Religion asks three basic questions: who made it all, why, and for whom? None of these three is answerable in any explicable sense, and they rely on the utter lack of evidence, test, review, corroboration. Worse, it often rejects these philosophical qualities, not on theological grounds, but to suit a crushing, dogmatic and anti-intellectual escapism.
Science asks two basic questions: how did it happen, and how did and does what we see, happen and work? These use observations and evidence, and are subject to study, to test, review, corroboration; and if new evidence emerges, to revision of the theories until we can be as close to the truth as possible.
The classic example of the division between these two approaches - between dogma and intellect rather than between science and religion - is the history of astronomy, in which the early Church fiercely defended an increasingly untenable support of a geocentric universe, because although devised under a pre-Christian polytheism, it suited the authority's arrogant view of Man's place in the Universe, and of the Church within Mankind.
In some ways the rise of anti-cultural Islamicism, and of commercial creationism in the US (which tried to muscle in on the British education system) are a modern revision of that 17C struggle.
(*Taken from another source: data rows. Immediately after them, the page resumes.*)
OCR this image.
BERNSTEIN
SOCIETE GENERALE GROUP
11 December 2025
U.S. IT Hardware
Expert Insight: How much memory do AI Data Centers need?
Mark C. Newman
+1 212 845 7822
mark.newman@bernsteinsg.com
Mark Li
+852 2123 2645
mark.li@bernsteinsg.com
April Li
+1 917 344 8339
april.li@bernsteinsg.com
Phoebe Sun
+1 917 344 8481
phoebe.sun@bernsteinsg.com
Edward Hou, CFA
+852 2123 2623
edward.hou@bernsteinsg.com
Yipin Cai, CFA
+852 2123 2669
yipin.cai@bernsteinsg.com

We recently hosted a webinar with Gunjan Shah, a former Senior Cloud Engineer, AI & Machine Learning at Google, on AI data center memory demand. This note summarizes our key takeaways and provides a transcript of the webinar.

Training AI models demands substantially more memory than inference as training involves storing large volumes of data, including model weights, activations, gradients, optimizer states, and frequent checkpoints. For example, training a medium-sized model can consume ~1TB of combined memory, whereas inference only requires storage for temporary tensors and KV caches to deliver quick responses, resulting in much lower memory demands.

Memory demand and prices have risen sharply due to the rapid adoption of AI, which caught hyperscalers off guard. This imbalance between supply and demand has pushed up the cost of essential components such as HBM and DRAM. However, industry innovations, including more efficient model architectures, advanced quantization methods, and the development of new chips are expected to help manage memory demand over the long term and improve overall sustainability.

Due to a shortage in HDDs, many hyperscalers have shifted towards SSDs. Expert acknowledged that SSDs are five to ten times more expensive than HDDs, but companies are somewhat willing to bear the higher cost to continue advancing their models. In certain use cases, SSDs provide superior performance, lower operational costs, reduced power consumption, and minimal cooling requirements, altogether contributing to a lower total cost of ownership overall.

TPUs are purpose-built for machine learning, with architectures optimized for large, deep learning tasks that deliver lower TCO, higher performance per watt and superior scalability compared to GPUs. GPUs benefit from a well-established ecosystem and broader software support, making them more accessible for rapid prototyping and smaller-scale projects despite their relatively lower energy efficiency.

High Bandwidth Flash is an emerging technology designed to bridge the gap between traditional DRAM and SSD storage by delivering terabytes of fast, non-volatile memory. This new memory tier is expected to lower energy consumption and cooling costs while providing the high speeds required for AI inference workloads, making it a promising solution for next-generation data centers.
Ironically, early Islam encouraged science and culture while Western Europe wallowed in Vatican-ruled ignorance and superstition. Eventually, the West caught up and recognised science and religion do not serve each other but can co-exist. You cannot reject knowledge that shows ancient books to be mistaken; but you can be a palaeontologist, geologist or astronomer while still be a practising Christian, Muslim, Jew, Hindu, Sikh or Buddhist.
Sadly, it seems some in what likes to call itself "The Free World" want to turn the clock back - and in dishonestly selective ways, for motives they seem very reluctant to reveal.